Das casas não há vestígio. A passagem de tratores acabou derrubando o pouco que ficou de pé. Um quarto e uma cozinha na casa do José, o filho. “Eles perderam tudo, lembra.”

A avó, passados os momentos de desespero, teve muita pena da neta de oito anos. “Ela contou para um amigo da família que perdeu muita coisa: a casinha de bonecas e toda a criação dela!” 

Os galos e galinhas garnisé e alguns coelhos desapareceram na enxurrada, quando a “estrada parecia um rio”, na visão de Dona Iracema.

“Eu perdi muita coisa. As casas dos filhos... não sei quando vou poder consertar a porta para que o Nivaldo (ela não se lembra do nome completo do inquilino da loja) possa voltar a trabalhar e pagar o aluguel...

As maquinas de costura não vão funcionar mais (Um pequeno ateliê ficava na parte de baixo do prédio e foi inundado, depois que a água derrubou a porta de madeira).

Dona Iracema só deixar de espiar o lixeiro quando é perguntada sobre se perdeu algum parente na tragédia. Aí os olhos marejam: meu sobrinho, a mulher dele e a filha, de dez anos. “O corpo da menina só apareceu muitos dias depois”.

A casa na parte alta de Vieira foi arrasada por um aluvião que desceu da encosta e hoje forma um rio de pedras, seco, dividindo em duas a localidade. Quem não estava no caminho das águas ficou com a casa intacta.

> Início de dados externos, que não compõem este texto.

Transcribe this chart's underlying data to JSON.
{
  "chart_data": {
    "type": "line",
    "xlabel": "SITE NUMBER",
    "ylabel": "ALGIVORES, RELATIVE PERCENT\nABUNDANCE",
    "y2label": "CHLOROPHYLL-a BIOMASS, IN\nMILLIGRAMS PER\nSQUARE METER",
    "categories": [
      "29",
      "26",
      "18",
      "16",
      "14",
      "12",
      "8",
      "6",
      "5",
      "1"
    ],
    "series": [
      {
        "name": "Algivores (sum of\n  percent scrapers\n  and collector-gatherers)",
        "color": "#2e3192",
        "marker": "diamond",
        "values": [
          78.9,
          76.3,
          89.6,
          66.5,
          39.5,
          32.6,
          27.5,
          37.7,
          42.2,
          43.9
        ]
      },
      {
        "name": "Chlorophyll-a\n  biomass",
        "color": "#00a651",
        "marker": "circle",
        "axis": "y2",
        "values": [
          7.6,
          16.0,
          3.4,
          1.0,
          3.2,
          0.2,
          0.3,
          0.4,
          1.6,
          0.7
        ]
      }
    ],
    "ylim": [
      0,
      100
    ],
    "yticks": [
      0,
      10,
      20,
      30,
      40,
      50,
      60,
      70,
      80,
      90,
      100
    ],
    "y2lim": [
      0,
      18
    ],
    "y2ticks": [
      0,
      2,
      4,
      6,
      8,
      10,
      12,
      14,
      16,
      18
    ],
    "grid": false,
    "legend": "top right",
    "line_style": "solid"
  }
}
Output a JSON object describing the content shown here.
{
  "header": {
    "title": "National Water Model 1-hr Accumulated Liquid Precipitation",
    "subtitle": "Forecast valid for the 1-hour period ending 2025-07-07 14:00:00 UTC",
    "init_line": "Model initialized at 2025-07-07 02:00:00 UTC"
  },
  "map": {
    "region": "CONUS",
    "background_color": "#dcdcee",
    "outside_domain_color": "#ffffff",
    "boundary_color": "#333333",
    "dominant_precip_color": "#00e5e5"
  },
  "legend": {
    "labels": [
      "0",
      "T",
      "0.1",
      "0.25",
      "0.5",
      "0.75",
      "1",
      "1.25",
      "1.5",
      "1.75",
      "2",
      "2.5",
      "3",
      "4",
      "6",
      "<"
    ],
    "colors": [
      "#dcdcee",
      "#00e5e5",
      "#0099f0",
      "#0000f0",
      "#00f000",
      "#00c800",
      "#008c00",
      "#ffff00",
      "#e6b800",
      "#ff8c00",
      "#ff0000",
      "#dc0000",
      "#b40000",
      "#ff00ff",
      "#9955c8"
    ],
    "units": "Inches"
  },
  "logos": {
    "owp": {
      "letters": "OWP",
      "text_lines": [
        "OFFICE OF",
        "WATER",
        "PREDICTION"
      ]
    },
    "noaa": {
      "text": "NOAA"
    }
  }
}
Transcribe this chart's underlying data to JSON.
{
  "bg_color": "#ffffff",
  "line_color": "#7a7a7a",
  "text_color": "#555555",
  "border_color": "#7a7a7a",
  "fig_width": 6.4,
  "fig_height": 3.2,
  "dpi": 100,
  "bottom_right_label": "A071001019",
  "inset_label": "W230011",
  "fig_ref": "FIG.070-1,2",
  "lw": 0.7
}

Dona Iracema volta a espiar a passagem do lixeiro enquanto recomenda uma olhadela no que sobrou no terreno bem ao lado de sua casa: uma padaria e um mercadinho sumiram do mapa; parte do hortifruti está dentro do rio que passa lá atrás, paralelo à Teresópolis-Friburgo na parte mais plana de Vieira.

Pertinho dali, mas do outro lado da estrada o Mercado Vieira não sofreu nenhum dano direto por causa das chuvas do dia 12. Mas Rosimar Freitas, proprietária, explicou que está sentindo e muito os efeitos da enchente.

“As pessoas receberam cestas básicas e estão comprando muito pouco; apenas a carne está vendendo como antes”, explica. Rosimar contabiliza 60 mortos em Vieira, nove ali no centro “onde muitas casas caíram”.

Carlos Pinto Carneiro, que todo mundo conhece como Lilito, dono do bar e mercearia que leva seu nome concorda que ali, no centro, morreram nove pessoas, mas conta mais de noventa mortos na área de Vieira. “Perdi muitos amigos. Sabe como é, lugar pequeno todo mundo se conhece!

O comerciante nunca viu nada parecido com o 12 de janeiro. “Há 50 anos, teve uma enchente, a estrada era de barro e bem mais baixa do que hoje, mas ficou longe do que aconteceu no dia 12”.

Lilito, com mais ou menos nove anos na época, não se lembra muito bem se pessoas morreram na enxurrada. Agora ele acha que o problema foi o encontro da cheia do Rio (lado esquerdo de quem vai de Teresópolis para Friburgo) com a enxurrada que desceu das cabeceiras no chamado Alto de Vieira (lado direito da estrada).

O dono do bar e mercearia ouviu muito gente falando em mudar, trocar Vieira e seus riscos por um local mais seguro, mas não acredita. “As pessoas não vão deixar seu lugar. Mesmo que a casa tenha sido destruída tem o terreno; podem construir outra. E o pessoal que tem lavoura? Como é que esse pessoal vai largar pra lá o seu sustento?

Um freguês conhecido entra na loja (todos são conhecidos, amigos, segundo Lilito). Os dois começam a conversar, mas o dono do bar ainda recomenda uma ida até o Hotel Saint Moritz.

“Eles estão sem luz até hoje (sexta-feira, 4 de fevereiro) e os bangalôs só não foram atingidos porque tinha muita árvores para proteger o hotel”, conta.